Domain-specific fine-tuning also becomes possible. A team verifying cryptographic primitives has different proof patterns than a team working on operating system components or financial contracts. The LeanCopilot project, built on the LeanDojo framework from MIT and Caltech, demonstrated that an agent loop integrated into Lean’s VS Code extension is practically useful for real proof development. Leanstral builds on that infrastructure while bringing Mistral’s fine-tuning resources to the model component.

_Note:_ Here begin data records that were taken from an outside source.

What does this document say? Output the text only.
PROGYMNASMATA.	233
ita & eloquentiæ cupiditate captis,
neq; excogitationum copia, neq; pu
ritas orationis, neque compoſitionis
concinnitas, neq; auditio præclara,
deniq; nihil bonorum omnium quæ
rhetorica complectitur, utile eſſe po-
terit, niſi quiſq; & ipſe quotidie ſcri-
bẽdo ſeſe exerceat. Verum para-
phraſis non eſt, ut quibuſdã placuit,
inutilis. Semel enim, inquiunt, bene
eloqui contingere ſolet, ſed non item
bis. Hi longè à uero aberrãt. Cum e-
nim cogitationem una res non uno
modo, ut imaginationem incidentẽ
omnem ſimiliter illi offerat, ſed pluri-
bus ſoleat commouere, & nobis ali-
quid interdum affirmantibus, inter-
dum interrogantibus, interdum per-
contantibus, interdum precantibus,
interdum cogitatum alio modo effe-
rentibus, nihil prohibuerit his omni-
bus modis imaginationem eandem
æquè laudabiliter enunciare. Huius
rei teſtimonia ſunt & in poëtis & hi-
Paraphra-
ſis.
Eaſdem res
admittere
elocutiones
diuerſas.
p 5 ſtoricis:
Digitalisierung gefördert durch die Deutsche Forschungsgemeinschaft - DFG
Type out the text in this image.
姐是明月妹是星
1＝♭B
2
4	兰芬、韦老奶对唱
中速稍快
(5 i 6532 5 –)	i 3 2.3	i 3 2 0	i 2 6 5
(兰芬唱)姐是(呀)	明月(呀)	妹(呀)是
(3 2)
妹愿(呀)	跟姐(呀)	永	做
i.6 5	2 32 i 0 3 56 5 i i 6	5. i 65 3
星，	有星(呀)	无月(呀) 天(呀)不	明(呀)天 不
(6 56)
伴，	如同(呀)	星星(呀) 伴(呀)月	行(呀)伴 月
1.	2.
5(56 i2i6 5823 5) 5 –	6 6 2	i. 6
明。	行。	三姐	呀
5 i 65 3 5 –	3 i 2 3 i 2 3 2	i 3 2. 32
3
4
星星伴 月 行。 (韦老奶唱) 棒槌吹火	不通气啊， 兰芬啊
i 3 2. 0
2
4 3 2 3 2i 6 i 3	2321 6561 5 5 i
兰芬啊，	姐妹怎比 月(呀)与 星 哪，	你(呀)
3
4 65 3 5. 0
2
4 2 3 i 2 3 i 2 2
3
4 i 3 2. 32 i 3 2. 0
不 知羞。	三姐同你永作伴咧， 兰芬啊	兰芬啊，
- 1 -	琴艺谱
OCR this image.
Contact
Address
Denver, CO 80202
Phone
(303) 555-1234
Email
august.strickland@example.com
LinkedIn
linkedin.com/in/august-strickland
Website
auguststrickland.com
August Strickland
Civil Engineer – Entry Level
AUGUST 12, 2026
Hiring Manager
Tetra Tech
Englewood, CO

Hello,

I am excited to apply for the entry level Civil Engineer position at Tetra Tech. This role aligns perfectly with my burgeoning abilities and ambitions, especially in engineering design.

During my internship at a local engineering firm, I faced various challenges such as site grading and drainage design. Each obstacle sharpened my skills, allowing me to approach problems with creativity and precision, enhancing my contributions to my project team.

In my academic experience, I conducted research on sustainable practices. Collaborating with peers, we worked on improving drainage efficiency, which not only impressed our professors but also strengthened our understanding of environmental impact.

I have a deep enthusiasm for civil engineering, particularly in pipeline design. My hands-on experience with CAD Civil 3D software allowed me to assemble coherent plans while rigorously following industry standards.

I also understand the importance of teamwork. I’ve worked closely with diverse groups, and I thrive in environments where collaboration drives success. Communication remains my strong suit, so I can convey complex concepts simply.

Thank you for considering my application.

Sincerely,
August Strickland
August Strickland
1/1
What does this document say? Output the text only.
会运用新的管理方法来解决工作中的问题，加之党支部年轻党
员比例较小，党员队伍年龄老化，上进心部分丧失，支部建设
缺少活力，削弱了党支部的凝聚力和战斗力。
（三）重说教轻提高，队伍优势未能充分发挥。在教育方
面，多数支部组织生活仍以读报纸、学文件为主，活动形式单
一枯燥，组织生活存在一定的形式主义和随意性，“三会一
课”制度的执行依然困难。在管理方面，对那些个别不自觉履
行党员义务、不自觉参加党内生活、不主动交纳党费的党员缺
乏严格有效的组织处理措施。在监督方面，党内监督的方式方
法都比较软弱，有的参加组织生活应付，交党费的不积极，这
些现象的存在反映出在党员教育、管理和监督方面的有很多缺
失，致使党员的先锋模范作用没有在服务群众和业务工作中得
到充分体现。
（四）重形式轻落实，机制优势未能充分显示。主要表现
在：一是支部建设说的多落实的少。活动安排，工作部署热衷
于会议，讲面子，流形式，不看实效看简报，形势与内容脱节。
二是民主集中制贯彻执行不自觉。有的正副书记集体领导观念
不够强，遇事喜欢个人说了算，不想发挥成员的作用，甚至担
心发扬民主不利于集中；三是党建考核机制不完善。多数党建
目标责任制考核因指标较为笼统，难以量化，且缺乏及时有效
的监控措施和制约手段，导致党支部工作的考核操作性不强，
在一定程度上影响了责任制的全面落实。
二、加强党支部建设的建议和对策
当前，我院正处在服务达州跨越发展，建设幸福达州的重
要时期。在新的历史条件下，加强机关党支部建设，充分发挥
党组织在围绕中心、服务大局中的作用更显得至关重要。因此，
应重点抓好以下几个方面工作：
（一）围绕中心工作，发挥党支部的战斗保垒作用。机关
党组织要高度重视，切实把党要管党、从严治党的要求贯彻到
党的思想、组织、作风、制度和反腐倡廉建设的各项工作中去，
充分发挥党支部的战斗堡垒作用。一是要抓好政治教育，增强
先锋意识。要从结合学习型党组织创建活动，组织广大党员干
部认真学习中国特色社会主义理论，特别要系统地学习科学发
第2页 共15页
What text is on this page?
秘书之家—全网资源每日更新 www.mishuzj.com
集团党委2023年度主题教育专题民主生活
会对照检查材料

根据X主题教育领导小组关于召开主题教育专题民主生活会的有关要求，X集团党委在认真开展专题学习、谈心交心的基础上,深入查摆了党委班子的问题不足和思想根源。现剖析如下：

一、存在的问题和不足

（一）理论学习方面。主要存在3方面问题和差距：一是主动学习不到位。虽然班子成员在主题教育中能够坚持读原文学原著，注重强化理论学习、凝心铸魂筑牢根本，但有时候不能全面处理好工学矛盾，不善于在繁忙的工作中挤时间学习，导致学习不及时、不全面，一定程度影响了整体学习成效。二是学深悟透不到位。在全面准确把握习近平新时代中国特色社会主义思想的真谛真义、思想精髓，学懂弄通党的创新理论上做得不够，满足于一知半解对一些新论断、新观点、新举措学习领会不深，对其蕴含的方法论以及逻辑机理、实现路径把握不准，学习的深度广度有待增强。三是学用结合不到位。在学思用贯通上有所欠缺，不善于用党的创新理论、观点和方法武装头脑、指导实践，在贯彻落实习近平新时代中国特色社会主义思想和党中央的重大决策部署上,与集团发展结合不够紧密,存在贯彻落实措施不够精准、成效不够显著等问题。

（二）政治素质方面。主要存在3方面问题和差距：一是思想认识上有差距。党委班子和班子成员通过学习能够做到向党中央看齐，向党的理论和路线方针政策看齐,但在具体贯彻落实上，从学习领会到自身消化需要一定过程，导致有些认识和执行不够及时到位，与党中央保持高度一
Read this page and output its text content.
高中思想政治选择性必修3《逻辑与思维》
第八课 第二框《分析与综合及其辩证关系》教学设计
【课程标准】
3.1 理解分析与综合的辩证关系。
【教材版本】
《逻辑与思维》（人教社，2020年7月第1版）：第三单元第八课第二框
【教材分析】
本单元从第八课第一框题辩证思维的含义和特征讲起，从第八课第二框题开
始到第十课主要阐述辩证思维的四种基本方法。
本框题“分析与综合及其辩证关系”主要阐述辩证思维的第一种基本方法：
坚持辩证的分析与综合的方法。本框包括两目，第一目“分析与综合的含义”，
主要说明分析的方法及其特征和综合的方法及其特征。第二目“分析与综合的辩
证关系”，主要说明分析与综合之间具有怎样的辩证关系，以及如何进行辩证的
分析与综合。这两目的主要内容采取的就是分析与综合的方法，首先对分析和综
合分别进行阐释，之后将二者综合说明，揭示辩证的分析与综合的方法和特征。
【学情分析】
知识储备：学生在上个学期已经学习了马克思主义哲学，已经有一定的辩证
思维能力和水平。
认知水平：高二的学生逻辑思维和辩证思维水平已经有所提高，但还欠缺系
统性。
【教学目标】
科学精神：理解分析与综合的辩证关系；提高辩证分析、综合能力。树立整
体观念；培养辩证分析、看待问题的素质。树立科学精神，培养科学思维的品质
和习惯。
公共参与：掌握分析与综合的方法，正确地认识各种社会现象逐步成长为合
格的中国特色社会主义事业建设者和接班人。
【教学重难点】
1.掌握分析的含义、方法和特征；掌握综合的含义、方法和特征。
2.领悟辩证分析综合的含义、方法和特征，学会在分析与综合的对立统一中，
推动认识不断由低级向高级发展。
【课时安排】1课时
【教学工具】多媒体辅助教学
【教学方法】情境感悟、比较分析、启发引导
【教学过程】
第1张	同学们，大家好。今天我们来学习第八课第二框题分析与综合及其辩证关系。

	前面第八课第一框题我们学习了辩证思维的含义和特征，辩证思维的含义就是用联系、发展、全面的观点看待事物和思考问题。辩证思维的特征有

The Gap miniF2F Does Not Measure

miniF2F measures pass rate on competition mathematics problems formalized in Lean 4, with relevant imports already in scope and self-contained proof obligations. It does not measure navigating a codebase to find which of 200,000 Mathlib lemmas applies to a given goal, handling elaboration errors that require understanding Lean’s type inference to diagnose, or keeping proofs valid as the codebase evolves.

The scenario that no current benchmark evaluates is proof repair. A function’s type signature changes in a core module, and several dozen downstream proofs break. Each presents a different error. Some need a tactic swap; some need structural rethinking; some reveal the original proof relied on a coincidental corollary of the old type. The agent must identify which obligations changed, determine which subgoal structures remain valid, and generate patches for the rest, all without introducing sorry anywhere. This is the central workflow for software verification as an engineering practice, and the distance between current benchmark performance and handling it reliably is the honest measure of where the field stands.

Leanstral’s “trustworthy coding” framing points directly at this scenario. Whether the current version handles it is not yet clear from Mistral’s announcement. But framing the problem correctly, as software verification rather than competition mathematics, is the necessary precondition for building toward it, and having open weights is how that building actually happens.